Speaking of John Hart, he was one of the protégés of former Oriole general manager Hank Peters who died at the end of 2014. Peters, 90, had a distinguished career in the front office beginning with the St. Louis Browns, the Orioles’ lineal descendant.
He went on to work for Charlie Finley’s A’s in both Kansas City and Oakland. Peters was instrumental in signing the core of the Oakland great dynasty from 1972-1974 – Sal Bando, Reggie Jackson, and Joe Rudi.

Under Peters the Orioles survived the major defections of the first free agent class of 1976-77, notably Bobby Grich and Reggie Jackson, to stay in contention and win the AL pennants of 1979 and 1983. It was no coincidence that when Peters left the Birds for Cleveland after 1986, Baltimore sunk and the Indians rose to contention with such home-grown stars as Sandy Alomar Jr., Carlos Baerga, Manny Ramirez, and Jim Thome.

On the cusp of the new year, the baseball world also lost two notable nonagenarian scouts – the longtime Red Sox talent hunter Bill Enos and the Mariners’ Bill Kearns.
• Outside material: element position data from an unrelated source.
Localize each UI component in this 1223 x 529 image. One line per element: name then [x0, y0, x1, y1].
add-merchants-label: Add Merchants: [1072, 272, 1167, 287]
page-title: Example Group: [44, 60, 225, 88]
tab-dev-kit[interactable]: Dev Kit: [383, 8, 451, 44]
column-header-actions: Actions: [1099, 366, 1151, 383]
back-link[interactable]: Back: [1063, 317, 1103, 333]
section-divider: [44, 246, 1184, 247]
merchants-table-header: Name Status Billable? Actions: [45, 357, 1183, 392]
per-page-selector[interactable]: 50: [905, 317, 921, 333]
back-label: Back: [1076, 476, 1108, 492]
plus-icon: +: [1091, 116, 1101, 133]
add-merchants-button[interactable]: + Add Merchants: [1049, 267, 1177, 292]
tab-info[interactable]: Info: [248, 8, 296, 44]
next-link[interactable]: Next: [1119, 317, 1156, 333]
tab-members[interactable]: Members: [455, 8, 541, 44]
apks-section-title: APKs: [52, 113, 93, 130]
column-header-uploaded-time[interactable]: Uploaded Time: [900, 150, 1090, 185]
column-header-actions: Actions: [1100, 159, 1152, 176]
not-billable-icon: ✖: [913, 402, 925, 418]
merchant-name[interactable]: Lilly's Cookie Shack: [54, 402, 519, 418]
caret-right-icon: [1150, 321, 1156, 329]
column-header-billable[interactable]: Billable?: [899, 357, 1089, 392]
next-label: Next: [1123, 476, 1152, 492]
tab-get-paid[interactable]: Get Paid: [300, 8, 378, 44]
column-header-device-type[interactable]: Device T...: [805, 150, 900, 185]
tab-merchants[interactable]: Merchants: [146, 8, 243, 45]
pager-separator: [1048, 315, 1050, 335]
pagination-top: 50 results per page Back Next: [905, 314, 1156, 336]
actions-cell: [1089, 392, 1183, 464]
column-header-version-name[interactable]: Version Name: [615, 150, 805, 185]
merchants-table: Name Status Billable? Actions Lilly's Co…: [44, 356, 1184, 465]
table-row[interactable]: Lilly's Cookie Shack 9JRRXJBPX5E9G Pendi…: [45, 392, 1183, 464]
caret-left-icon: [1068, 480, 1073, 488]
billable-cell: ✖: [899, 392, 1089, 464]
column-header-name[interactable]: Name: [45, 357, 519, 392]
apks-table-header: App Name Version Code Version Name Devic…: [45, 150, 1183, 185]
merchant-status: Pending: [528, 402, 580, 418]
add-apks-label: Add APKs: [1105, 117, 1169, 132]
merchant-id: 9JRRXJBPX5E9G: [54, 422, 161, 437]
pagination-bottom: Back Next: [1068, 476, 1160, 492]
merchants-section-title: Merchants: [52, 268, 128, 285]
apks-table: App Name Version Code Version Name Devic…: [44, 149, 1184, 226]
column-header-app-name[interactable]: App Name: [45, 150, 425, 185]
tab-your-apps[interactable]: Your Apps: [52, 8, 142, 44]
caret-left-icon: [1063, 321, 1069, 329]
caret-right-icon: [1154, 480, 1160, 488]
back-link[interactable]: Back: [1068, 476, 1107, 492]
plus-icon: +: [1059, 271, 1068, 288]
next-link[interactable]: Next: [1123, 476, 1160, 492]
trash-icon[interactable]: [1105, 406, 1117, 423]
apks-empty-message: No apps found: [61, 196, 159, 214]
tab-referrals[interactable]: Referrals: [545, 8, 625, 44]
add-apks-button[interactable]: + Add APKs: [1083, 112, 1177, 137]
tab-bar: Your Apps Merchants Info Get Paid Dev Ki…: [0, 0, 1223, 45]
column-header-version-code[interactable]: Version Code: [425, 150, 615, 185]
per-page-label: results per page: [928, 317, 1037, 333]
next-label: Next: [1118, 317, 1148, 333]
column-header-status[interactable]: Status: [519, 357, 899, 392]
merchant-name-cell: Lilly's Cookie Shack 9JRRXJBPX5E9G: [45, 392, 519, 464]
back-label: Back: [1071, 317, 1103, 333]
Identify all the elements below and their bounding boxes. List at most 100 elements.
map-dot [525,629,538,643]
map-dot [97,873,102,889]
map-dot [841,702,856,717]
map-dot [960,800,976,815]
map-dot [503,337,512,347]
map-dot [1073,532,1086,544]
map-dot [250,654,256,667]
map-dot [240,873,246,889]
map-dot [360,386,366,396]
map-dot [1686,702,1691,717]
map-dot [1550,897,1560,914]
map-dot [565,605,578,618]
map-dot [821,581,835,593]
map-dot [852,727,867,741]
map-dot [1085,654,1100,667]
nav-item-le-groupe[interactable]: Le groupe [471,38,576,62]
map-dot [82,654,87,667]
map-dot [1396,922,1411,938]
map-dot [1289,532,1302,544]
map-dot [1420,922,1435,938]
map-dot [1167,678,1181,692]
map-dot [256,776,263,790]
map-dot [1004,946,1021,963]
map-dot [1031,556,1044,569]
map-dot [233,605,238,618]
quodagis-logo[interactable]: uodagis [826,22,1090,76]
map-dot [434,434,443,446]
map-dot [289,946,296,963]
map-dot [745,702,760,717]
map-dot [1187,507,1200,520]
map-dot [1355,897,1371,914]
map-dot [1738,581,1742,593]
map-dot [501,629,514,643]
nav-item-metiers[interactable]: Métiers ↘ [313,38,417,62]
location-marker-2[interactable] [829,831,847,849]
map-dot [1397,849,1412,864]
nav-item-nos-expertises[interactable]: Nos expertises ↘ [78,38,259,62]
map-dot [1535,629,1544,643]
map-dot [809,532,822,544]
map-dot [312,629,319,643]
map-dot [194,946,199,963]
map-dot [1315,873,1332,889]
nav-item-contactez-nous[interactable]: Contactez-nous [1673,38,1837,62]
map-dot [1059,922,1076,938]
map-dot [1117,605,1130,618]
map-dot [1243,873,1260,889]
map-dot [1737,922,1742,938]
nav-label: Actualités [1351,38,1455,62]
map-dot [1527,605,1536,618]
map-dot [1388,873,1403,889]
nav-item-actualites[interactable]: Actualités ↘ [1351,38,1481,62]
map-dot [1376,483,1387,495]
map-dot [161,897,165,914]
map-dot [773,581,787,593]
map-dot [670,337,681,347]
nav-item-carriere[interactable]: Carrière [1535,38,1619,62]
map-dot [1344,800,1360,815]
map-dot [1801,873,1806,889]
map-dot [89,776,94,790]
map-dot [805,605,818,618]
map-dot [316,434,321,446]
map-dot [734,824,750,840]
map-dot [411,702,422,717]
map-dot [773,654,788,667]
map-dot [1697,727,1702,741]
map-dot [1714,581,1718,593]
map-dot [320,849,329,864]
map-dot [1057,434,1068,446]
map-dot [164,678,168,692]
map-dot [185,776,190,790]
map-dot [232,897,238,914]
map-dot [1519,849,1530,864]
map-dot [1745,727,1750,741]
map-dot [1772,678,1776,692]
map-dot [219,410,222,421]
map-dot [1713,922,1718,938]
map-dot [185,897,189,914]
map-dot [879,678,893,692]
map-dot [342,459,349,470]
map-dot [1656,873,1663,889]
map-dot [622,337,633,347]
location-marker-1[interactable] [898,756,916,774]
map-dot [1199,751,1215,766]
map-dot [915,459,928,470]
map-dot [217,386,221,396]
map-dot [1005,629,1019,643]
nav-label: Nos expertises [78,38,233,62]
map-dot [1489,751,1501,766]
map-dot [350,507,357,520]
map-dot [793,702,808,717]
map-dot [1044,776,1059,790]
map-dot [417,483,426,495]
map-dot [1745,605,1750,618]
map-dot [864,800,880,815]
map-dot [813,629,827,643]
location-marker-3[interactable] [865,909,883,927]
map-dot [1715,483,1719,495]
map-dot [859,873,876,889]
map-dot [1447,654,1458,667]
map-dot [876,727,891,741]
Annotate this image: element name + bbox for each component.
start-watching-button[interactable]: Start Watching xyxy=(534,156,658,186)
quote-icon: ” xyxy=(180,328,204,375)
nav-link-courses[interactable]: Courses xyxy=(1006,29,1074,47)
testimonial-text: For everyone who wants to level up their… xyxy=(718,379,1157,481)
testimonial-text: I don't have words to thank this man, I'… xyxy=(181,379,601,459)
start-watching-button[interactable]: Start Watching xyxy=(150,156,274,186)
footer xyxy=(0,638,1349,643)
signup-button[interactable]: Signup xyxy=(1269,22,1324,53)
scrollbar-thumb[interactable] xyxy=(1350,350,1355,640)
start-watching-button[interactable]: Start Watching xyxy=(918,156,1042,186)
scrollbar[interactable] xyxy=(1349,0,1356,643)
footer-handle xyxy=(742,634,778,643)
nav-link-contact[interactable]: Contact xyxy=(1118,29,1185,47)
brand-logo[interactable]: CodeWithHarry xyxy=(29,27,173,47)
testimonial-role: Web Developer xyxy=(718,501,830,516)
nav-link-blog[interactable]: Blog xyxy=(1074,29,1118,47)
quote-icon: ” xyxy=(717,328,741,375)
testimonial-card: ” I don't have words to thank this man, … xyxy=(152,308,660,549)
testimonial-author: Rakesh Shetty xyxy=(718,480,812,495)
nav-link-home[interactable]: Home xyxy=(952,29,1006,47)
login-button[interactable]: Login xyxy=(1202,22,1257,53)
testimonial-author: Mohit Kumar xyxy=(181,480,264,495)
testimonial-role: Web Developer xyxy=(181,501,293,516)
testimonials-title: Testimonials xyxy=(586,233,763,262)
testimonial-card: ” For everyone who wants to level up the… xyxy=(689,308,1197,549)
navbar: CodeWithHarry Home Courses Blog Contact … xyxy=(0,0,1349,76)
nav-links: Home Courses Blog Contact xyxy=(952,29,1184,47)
At the age of 92 Kearns was still working for Seattle when he suffered a ruptured aorta and drove himself to a Boston hospital where he passed away quietly.

I had the pleasure of conversing with Kearns when in the spring of 2013 the scouting profession was honored with a permanent exhibition at Cooperstown.
He was courtly, incisive, and modest. “I’m just a guy,” he often said, but those who knew him will never forget his grace and intelligence.

Stay warm, dear readers, and back to you soon with another YIBF installment focusing on the post-season dinners and clinics I have attended. Here's a tease.

At the 42nd annual BeTheBest baseball clinic in Cherry Hill, NJ earlier this month, Grand Canyon University coach Andy Stankiewicz had one of the great comments.
The former Yankee and Diamondback second baseman said that he couldn't relate to pro golfer or pro tennis players.

"I liked to pick up my teammates and have them pick me up,"he observed. You can see why that scrappy little guy, who never signed more than a one-year contract in his 14-year MLB career, is considered a comer in the coaching ranks.

BTW Grand Canyon is in Phoenix and happens to be the alma mater of Ron Polk class of 1965, another clinician in Cherry Hill. The irreverent Polk is the only coach to take three teams to the College World Series and is now the volunteer assistant at UAB - University of Alabama at Birmingham.